In general, an individual with a high BMI is considered to be a high-risk candidate for developing a range of negative health conditions. These negative health conditions are often linked to excess weight and include problems such as diabetes, arthritis, liver disease, several types of cancer, like breast cancer, colon cancer, and prostate cancer. Having a high BMI could also indicate susceptibility to high blood pressure or hypertension, high cholesterol, and even sleep apnea.

All of these potential health risks, coupled with the fact that nearly 3 million people die worldwide from obesity on a yearly basis, make the BMI an important medical gauge to consider.

Is BMI Accurate?

As helpful and important as BMI can be, it can sometimes prove to be inaccurate. The measure is very broad and unfortunately does not take into account many other factors that could make someone obese or not.  For this reason, it is important to understand that the BMI is not a conclusive measure. It does not directly measure the actual body fat content in a person, rather it gives a guide to where the “normal” person should be in the index. This can especially be difficult to unpack especially when dealing with people who live very different lifestyles and have different body types.

One area where BMI often reveals its flaws is when it comes to athletes and bodybuilders. According to the calculation BMI = W/H2, which puts athletes at a disadvantage because of their heavier weight. Of course, some athletes do weight a lot, especially with the likes of most bodybuilders and some combat professionals, however, the important component that is missing here is that athletes are often muscular, and muscles weigh more than fat. For this simple reason, someone who is very muscular and does not fall into the designated height range may be considered obese, though they have a relatively low body fat percentage. The opposite of this is true for some senior individuals who have lost a lot of muscle. In their case, BMI tends to underestimate the amount of body fat they carry. 
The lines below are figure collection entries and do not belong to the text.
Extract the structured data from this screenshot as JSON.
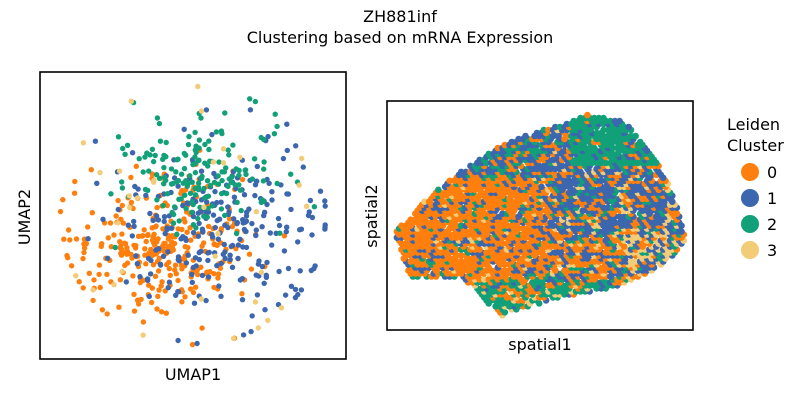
{
  "figure": {
    "title_line1": "ZH881inf",
    "title_line2": "Clustering based on mRNA Expression"
  },
  "legend": {
    "title_line1": "Leiden",
    "title_line2": "Cluster",
    "entries": [
      {
        "label": "0",
        "color": "#ff7f0e"
      },
      {
        "label": "1",
        "color": "#3c66ad"
      },
      {
        "label": "2",
        "color": "#12a079"
      },
      {
        "label": "3",
        "color": "#f2cc76"
      }
    ]
  },
  "chart_data": [
    {
      "type": "scatter",
      "title": "",
      "xlabel": "UMAP1",
      "ylabel": "UMAP2",
      "ticks": "hidden",
      "grid": false,
      "clusters": [
        {
          "name": "0",
          "color": "#ff7f0e",
          "center": [
            -0.3,
            -0.3
          ],
          "spread": [
            0.42,
            0.36
          ],
          "count": 300
        },
        {
          "name": "1",
          "color": "#3c66ad",
          "center": [
            0.3,
            -0.15
          ],
          "spread": [
            0.5,
            0.45
          ],
          "count": 260
        },
        {
          "name": "2",
          "color": "#12a079",
          "center": [
            0.1,
            0.5
          ],
          "spread": [
            0.38,
            0.3
          ],
          "count": 170
        },
        {
          "name": "3",
          "color": "#f2cc76",
          "center": [
            0.05,
            0.0
          ],
          "spread": [
            0.6,
            0.6
          ],
          "count": 35
        }
      ],
      "xlim": [
        -1.5,
        1.5
      ],
      "ylim": [
        -1.5,
        1.5
      ]
    },
    {
      "type": "scatter",
      "title": "",
      "xlabel": "spatial1",
      "ylabel": "spatial2",
      "ticks": "hidden",
      "grid": false,
      "tissue_outline": [
        [
          -0.95,
          -0.15
        ],
        [
          -0.7,
          0.2
        ],
        [
          -0.45,
          0.45
        ],
        [
          -0.25,
          0.62
        ],
        [
          -0.05,
          0.72
        ],
        [
          0.15,
          0.8
        ],
        [
          0.3,
          0.88
        ],
        [
          0.55,
          0.82
        ],
        [
          0.72,
          0.58
        ],
        [
          0.85,
          0.25
        ],
        [
          0.92,
          0.0
        ],
        [
          0.95,
          -0.25
        ],
        [
          0.78,
          -0.45
        ],
        [
          0.5,
          -0.62
        ],
        [
          0.1,
          -0.72
        ],
        [
          -0.25,
          -0.88
        ],
        [
          -0.5,
          -0.55
        ],
        [
          -0.85,
          -0.55
        ]
      ],
      "regions": [
        {
          "name": "0",
          "color": "#ff7f0e",
          "area": "left-center and bottom-center"
        },
        {
          "name": "1",
          "color": "#3c66ad",
          "area": "center and right"
        },
        {
          "name": "2",
          "color": "#12a079",
          "area": "top-right lobe and bottom lobe"
        },
        {
          "name": "3",
          "color": "#f2cc76",
          "area": "scattered, lower right"
        }
      ],
      "xlim": [
        -1,
        1
      ],
      "ylim": [
        -1,
        1
      ]
    }
  ]
}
BMI is also not a great gauge for overall health. As mentioned earlier, it does not take into account the lifestyles people live. For example, an individual with a lower BMI who may pass as “normal”, could have underlying cardiovascular issues because they smoke, however, an individual who actually lives an active lifestyle and does not smoke may pass as overweight or obese with the assumption that they are more prone to developing cardiovascular issues.

Needless to say, the BMI is not a good gauge for overall health status, nevertheless, it can be a helpful tool to determine potential risks that may lie ahead for an individual. At the end of the day, the BMI measure is about 80% accurate at all times and therefore should not be ignored, however, there also shouldn’t be as much importance placed on the measure itself when looking at overall health.